Accounts Expenses are an important part of accounting and can be defined as the costs that are not related to production. These expenses include items such as rent, utilities, insurance premiums, payroll taxes, or contributions to pension plans. Accounts expenses are also one of three classifications of assets on a company’s balance sheet; the other two are inventory and fixed assets.
In this article, we will discuss accounts expenses, accounting treatment, and examples of some items. So if you want to learn more about account expenses, you are in the right place.
What are accounts expenses
Accounts expenses are transactions that can be directly linked to the revenue-generating process. The costs of selling, general and administrative expenses (SG&A) are examples of accounts expense items.
They include all the other costs not included in the cost of goods sold (COGS). It is important to note that these types of purchases do not go towards the cost of a specific product, but rather towards overhead costs.

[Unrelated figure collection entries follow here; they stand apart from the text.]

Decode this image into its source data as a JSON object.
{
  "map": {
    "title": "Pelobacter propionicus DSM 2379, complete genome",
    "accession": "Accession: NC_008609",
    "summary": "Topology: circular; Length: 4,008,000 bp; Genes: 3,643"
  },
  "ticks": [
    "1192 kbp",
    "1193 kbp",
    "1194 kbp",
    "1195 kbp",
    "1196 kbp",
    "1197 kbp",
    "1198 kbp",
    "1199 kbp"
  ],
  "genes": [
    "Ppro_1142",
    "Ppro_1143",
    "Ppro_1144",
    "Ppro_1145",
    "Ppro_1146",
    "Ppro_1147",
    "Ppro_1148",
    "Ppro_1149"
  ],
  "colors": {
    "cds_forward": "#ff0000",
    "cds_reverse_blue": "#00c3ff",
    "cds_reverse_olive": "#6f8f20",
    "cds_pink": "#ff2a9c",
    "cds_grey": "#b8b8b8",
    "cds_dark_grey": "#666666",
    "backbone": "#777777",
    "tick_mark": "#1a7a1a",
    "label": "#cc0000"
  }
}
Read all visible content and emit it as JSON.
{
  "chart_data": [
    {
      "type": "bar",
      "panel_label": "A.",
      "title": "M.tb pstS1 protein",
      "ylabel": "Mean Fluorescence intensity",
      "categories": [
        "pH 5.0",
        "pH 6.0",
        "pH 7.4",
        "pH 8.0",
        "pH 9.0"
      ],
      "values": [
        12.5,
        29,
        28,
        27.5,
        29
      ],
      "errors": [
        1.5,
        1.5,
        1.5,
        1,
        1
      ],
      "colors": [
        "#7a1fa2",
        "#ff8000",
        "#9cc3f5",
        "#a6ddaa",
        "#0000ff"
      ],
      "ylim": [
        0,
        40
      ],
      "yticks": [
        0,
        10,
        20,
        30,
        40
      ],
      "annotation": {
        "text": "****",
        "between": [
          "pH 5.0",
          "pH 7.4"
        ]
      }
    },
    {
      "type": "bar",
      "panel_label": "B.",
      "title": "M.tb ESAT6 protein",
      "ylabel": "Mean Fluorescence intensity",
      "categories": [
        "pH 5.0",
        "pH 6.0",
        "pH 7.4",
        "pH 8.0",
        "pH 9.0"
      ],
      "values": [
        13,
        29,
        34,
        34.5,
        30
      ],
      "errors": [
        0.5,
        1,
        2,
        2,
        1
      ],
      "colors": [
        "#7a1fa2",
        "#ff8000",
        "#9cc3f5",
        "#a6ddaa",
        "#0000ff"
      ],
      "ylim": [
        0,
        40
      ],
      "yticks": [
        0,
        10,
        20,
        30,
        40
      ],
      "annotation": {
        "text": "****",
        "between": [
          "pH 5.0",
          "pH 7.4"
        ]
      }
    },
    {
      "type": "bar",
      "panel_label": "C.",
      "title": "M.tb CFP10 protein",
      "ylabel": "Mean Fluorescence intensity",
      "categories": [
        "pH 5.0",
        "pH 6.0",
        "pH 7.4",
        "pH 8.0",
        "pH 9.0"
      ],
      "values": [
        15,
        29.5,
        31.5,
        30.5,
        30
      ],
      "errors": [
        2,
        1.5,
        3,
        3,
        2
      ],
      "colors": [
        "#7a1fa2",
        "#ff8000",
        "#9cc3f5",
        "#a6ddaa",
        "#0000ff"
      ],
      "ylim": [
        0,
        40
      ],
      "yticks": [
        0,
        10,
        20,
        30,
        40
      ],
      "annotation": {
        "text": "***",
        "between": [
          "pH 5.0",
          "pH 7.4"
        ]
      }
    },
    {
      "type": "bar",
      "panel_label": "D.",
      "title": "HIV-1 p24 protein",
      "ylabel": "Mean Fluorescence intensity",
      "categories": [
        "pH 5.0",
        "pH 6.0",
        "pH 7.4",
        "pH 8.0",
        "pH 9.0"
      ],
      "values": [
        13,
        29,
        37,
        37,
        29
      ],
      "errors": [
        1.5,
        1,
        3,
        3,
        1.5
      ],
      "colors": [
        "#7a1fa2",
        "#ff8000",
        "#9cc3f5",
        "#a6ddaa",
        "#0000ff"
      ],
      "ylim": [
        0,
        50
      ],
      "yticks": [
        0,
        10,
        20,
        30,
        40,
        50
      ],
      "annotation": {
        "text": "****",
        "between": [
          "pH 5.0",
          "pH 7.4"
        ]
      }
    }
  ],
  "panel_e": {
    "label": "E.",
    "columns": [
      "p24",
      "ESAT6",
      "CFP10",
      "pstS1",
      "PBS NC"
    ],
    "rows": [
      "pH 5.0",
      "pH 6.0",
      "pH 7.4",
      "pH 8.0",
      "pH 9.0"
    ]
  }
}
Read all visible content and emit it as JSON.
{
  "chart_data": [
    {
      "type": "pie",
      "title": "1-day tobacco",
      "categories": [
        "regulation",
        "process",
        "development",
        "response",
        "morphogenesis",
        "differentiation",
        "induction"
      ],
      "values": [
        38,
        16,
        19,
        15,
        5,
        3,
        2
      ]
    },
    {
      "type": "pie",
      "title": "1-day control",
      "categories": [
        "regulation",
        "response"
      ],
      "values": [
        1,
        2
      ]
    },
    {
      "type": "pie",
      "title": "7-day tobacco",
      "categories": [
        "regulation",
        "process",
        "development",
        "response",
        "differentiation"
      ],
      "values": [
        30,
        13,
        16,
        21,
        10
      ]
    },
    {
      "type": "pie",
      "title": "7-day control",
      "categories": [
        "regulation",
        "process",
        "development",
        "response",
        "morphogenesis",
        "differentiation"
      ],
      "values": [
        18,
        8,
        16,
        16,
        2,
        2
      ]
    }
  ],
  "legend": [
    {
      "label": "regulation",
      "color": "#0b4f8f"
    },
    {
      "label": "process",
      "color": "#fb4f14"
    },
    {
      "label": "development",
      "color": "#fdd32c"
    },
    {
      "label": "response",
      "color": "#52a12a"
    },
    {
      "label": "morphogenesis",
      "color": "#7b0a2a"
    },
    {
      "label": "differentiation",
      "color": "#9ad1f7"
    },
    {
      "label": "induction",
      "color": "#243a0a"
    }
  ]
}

What is the accounting treatment for accounts expense
Accounting treatment of expenses depends on whether an expense is operating or non-operating. Operating expenses are those which are regularly required to carry on business operations and products sales. Non-operating items include items such as interest and dividends. An example of operating expenses would be a salary expense.
Categories of Expenses
- Operating Expenses: These are the day-to-day activities that companies need to run their business operations. They are operations that do not earn any revenue for the company and includes the following
- Salaries and Wages
- Advertising Expenses
- Utilities (gas, electric)
- Nonoperating expenses: These are expenses that do not have a day to day effect o the business, however, they are part of the income statement and balance sheet
- Salaries and Wages
- Rent Expense
- Insurance Premiums
- Financial expenses: Financial expenses are the costs incurred by borrowing from lenders or creditors. Examples include
- Loan origination fees
- Interest on borrowed money
- Taxes
- Extraordinary Expenses: They are one-time expenses that are not part of the usual daily business operations. Examples include
- Settlement of legal disputes
- Losses due to natural disasters
Examples of the accounting treatment for accounts expense
The following are some items that can appear as accounts expenses, along with their accounting treatment
- Salaries Expense is an operating expense because the business needs to pay salaries for its employees.
- Advertising Expense is an operating expense as well since the business has used money that could be generating revenues to promote itself and its products.
- Utilities (gas, electric) are nonoperating items and thus appear on the income statement as a cost of goods sold.
- Loans from lenders are a financial expense and thus a nonoperating item in the income statement.
- Losses due to natural disasters are extraordinary expenses and they do not appear in the income statement nor balance sheet, however, it will require some sort of impact on stockholders’ equity.
Conclusion
Accounts expenses are the costs that do not go towards the cost of generating revenues. They simply represent expenses incurred by a business in its effort to produce more products or services. We hope this article was helpful. Thanks for reading.